То ли этот кретин так жестоко над ним измывался, то ли и впрямь свихнулся, пока здесь торчал, вдыхая больной на все фазы кислород, то ли он оказался настолько трусом, то ли настолько дураком, то ли всё вместе взятое, то ли это не в нем была проблема, а в Юу, который поотказывал с несколько часов, замучил, оттолкнул пинком под задницу прочь, а теперь так глупо и так наивно верил, будто череда выкармливающих льстящих вопросов как ни в чем не бывало продолжится, будто кому-то захочется уламывать его до скончания веков, будто где-то такое может существовать и будто этому чертовому Уолкеру может оказаться до него настолько большое и сильное дело.
Испытывая острую необходимость убедиться и осознать всё самому, не особенно вслушиваясь в смятое бормотание такого же мнущегося олуха, Юу, кое-как сладив с отказывающими мышцами, перевернулся на бок, затем — на живот.
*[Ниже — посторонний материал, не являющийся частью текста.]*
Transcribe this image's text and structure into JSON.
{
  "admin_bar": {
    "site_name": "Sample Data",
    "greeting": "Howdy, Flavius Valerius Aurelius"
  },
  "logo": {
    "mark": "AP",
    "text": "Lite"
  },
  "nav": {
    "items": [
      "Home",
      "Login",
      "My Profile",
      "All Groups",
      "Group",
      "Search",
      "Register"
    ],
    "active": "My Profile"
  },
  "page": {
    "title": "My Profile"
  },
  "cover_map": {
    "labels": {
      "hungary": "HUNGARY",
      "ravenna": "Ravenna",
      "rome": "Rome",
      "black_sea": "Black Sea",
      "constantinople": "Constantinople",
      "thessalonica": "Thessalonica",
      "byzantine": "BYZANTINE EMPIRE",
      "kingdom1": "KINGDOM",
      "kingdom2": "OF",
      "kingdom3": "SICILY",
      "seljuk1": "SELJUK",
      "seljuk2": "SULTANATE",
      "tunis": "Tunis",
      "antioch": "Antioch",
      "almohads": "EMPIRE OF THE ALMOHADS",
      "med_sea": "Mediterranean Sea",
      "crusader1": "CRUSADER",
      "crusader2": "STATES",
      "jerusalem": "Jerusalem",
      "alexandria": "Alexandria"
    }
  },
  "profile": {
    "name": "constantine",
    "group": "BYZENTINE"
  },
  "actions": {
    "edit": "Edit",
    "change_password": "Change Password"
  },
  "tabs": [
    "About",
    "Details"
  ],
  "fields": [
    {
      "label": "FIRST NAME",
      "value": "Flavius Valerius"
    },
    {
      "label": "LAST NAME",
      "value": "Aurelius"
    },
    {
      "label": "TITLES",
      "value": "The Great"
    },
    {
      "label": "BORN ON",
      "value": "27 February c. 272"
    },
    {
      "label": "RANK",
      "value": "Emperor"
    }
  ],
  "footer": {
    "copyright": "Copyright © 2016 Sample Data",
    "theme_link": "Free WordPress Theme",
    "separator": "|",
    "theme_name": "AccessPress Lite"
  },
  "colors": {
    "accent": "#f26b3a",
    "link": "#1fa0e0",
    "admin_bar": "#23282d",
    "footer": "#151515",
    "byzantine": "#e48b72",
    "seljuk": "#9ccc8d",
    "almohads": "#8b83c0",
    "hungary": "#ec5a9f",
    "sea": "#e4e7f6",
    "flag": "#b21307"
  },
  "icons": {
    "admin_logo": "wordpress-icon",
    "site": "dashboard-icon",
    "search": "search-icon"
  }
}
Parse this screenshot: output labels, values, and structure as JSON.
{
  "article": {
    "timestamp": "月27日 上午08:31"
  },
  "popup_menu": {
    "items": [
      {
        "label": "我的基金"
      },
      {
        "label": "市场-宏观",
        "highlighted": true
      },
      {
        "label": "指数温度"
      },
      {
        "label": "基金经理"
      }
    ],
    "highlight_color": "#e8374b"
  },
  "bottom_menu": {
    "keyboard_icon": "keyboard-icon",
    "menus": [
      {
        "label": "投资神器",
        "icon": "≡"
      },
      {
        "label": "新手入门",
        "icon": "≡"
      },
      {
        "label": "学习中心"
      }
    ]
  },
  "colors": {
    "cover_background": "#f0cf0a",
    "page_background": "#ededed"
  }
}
Простонал сквозь зубы, ненадолго зажмурился, пытаясь остановить и установить поплывшую фокусировку на одном единственном причитающемся прицеле.
Прищурившись от ударившего в глаза слишком яркого света, прослезился и, слизнув с губ набежавшие соленые капли, вслепую, щелкнув по размытому контуру взглядом, немножечко злобнее, чем сам бы того хотел, рыкнул:
— Что за хрень ты спрашиваешь, остолоп…? Сортир здесь есть, но он еще дальше, чем столовая: мне-то похрен, я в него обычно не хожу — это только от вашей еды, говорят, туда постоянно нужно шляться. Я бы тебе показал, но я пока не готов никуда идти, поэтому либо сиди и терпи, либо бери любую банку, высыпай из нее плещущееся там дерьмо и ссы себе на радость. Или сри. Только не вздумай делать этого при мне — вали куда-нибудь в угол, чтобы я тебя даже не видел. Потом где-нибудь вышвырнешь. Да хоть им же в жратву подсыплешь в этой гребаной столовой, то-то им будет весело, — эта мысль отчасти позабавила, с легким уколом злорадства укусила за голую брыкучую пятку, и Юу, кое-как сменив гнев на милость, так и не разглядев толком лица залитого лимонным пламенем Уолкера, но зато почуяв, что прежде беловатый свет, сменившись теперь на желтизну — значит, разгорелся, — снова подогревает его, улегся на бок, подобрал к груди коленки и прикрыл глаза, устало кутаясь в сползающую все время простыню.
Ощутил вдруг, как на висок ему опустилась оглушившая касанием ладонь — куда как более теплая, чем старающийся из последних сил свет, горячая даже, почему-то частично успокаивающая. На мгновение словил чертову галлюцинацию, увидев не руки этого Аллена, снова пытающиеся его трогать да ласкать, а двух белых тонких пауков, выползающих из-за двух замшелых сучьев — настоящие сучья и ветки он уже встречал: иногда те, кто уходили на поверхность, что-нибудь такое с собой приносили, объясняли, ставили их в банки с водой или просто вышвыривали куда-нибудь в лабораторные комнатки, и Юу подолгу те щупал, перебирал в пальцах, запоминал, узнавал структуру жизни куда более полноценной, чем та, что досталась ему.
Паучьи руки стали своего рода абсолютным анестезатором для рвущей внутренности боли, Юу всё еще засыпал — не засыпал; чуял, что губы Уолкера шевелились, пытались о чем-то сказать, спросить, но у самого мальчишки не хватало сил ни разобрать, ни понять — только сумбурно и вяло кивать, сопеть, зарываться носом в проклятую тряпку, думая, что тепло, тепло, наконец-то ему снова стало тепло…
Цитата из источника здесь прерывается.